Spanish train crash: Driver facing 80 homicide charges, but rail bosses cleared

Francisco José Garzón Amo was on his mobile phone just before the crash in July 2013

Alistair Dawber
Thursday 08 October 2015 19:54 BST
144 people were injured in the crash when the train derailed tevelling at 124mph
144 people were injured in the crash when the train derailed tevelling at 124mph

The driver of a train that crashed in northern Spain two years ago, killing 80 people, is set to be the only person to face criminal charges over the accident, prosecutors have announced.

Francisco José Garzón Amo was on his mobile phone just before the crash in July 2013, as the high-speed train left the track on a sharp bend at 110mph– twice the speed limit for that section of the route, less than three miles from Santiago de Compostela.

Mr Garzón will face 80 charges of causing reckless homicide after a preliminary investigation into Spain’s worst rail disaster for 40 years found that excessive speed was the only factor.

Last year he wrote an open letter to the families of the victims and to the injured, begging their forgiveness. He said he had been “destroyed” by the crash.

The investigation found that the state-owned rail infrastructure company, Adif, cannot be held liable for the fact that the track was not fitted with the latest speed-limiting technology. It acknowledged that “safety on the line could have been better”, and the decision is likely to infuriate the victims’ families, many of whom believe the Adif should at least share responsibility for the accident.

After interviewing several senior executives at the company, all criminal investigations were dropped. “The direct and immediate cause, which decidedly set in motion the unfortunate accident… was excessive speed,” the inquiry found.

Security video captures the sequence of events as the train leaves the tracks near Santiago de Compostela in July 2013

In the initial aftermath of the crash, in which 144 people were injured, many asked how the train could be allowed to travel so quickly through a well-known tight bend.

The decision of the inquiry could be subject to an appeal by Mr Garzón, and some of the families affected have already indicated their dissatisfaction at the decision that only the driver is responsible. A demonstration is planned for this evening.

Mr Garzón had reportedly previously boasted of the speeds he had reached while driving trains. In a Facebook post a year before the crash in Santiago de Compostela, he apparently shared a picture of a speedometer that showed the train he was then driving travelling at 124mph. “I’m at the limit and I can’t go any faster or they will give me a fine,” he wrote. His Facebook page has since been blocked.

In another post, he apparently wrote: “What a blast it would be to go parallel with the Guardia Civil [Spanish police] and go past them triggering the radar.

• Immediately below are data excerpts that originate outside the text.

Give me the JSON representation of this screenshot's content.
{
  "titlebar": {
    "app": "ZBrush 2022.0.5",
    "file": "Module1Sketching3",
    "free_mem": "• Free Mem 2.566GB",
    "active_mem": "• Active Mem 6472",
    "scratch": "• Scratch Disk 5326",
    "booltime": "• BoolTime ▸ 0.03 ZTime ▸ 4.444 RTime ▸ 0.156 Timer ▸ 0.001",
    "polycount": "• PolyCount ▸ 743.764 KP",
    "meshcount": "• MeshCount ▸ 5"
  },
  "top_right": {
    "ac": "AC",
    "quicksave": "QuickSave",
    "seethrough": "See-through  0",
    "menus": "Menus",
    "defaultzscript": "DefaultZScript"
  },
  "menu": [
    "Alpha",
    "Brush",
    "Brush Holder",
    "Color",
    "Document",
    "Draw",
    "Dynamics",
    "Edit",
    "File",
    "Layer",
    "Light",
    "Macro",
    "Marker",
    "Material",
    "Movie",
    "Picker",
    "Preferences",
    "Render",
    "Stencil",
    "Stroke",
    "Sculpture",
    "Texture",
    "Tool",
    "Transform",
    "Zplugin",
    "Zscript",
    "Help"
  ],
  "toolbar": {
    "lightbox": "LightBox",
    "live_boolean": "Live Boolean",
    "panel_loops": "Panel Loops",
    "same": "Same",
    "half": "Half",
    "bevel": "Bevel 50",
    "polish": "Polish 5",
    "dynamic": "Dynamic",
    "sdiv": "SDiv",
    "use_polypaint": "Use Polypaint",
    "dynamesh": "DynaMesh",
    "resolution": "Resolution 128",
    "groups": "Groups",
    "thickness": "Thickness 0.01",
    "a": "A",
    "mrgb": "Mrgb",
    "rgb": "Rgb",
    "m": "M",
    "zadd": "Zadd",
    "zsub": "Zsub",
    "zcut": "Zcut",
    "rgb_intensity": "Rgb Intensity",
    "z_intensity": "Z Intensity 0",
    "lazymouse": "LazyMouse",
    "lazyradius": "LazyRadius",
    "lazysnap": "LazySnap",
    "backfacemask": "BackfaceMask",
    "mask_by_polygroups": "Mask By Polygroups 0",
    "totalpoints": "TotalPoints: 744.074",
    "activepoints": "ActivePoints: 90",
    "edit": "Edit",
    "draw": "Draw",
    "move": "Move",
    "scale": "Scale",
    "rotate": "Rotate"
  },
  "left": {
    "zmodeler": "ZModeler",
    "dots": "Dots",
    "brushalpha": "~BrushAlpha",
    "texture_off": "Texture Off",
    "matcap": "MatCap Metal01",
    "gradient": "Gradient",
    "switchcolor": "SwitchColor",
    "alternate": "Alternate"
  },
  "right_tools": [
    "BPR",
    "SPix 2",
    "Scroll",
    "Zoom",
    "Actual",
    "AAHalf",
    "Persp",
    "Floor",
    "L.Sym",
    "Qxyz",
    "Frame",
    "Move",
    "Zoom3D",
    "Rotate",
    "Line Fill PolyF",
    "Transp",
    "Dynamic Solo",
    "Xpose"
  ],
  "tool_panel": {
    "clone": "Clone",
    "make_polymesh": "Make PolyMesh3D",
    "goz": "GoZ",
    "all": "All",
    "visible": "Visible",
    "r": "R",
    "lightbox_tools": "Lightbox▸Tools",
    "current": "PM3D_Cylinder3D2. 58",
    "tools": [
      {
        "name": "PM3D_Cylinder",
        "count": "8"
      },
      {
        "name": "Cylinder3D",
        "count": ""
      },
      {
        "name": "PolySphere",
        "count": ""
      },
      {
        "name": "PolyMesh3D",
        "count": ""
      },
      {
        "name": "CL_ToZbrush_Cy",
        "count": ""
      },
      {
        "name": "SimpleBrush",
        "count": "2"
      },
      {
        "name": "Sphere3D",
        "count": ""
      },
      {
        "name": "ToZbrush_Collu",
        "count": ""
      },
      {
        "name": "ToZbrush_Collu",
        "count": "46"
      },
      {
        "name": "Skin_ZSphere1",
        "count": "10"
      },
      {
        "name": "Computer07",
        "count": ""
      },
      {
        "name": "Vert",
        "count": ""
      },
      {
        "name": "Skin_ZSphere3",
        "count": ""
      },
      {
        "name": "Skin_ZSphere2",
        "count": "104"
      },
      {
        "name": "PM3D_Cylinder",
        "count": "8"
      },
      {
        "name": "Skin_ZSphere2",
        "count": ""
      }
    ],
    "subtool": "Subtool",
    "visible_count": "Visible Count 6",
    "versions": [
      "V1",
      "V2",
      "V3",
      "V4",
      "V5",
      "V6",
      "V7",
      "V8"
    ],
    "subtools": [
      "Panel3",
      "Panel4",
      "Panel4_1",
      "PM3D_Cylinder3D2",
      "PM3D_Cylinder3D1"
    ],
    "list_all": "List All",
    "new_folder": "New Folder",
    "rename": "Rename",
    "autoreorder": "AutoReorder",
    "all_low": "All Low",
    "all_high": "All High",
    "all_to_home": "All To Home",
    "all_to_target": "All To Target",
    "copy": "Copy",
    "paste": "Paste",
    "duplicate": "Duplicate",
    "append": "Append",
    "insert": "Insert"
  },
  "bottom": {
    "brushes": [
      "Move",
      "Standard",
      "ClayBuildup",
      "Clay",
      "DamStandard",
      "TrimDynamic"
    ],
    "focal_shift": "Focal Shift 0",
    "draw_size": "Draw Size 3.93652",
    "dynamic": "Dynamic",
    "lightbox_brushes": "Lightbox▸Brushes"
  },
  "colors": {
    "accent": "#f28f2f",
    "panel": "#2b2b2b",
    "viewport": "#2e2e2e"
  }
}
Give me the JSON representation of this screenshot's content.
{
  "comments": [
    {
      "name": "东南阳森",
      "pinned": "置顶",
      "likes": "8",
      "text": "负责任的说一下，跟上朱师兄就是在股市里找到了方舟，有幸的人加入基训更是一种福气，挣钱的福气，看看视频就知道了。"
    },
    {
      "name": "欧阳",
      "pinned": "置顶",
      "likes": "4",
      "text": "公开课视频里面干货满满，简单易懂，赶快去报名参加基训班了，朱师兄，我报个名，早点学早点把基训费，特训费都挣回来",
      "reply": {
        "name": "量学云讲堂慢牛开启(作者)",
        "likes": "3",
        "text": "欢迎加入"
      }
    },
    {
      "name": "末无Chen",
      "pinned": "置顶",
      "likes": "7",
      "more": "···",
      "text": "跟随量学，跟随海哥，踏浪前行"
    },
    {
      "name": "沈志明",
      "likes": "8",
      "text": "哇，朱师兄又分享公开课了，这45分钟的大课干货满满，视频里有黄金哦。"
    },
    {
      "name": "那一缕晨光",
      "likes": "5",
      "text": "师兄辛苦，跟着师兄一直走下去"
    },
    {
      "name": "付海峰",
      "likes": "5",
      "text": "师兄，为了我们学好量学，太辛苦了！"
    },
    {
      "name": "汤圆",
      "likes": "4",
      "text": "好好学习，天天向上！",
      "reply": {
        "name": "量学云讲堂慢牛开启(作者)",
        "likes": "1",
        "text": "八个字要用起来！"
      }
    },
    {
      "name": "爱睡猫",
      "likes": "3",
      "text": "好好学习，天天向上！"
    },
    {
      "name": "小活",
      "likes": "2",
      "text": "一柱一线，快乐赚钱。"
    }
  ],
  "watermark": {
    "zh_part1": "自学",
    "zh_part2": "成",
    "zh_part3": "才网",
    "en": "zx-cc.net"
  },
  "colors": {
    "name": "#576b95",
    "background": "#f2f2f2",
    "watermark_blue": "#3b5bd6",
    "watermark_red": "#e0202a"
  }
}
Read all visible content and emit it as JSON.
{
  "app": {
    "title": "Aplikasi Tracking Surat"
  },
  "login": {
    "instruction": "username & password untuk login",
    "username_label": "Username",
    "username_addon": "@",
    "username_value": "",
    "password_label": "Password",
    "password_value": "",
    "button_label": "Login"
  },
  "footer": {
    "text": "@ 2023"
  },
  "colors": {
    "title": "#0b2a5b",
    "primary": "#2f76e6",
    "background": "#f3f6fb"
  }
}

Haha what a fine for Renfe [the Spanish trains operator] haha.”

Mr Garzón had worked for Renfe for 30 years, and had been a fully qualified train driver for 10 years before the accident.

* High-speed train services throughout Catalonia were suspended for hours On Thursday after thieves stole fibre-optic cable alongside the tracks that officials said was critical for maintaining train safety. Thousands of stranded passengers endured long waits in Barcelona’s main railway station.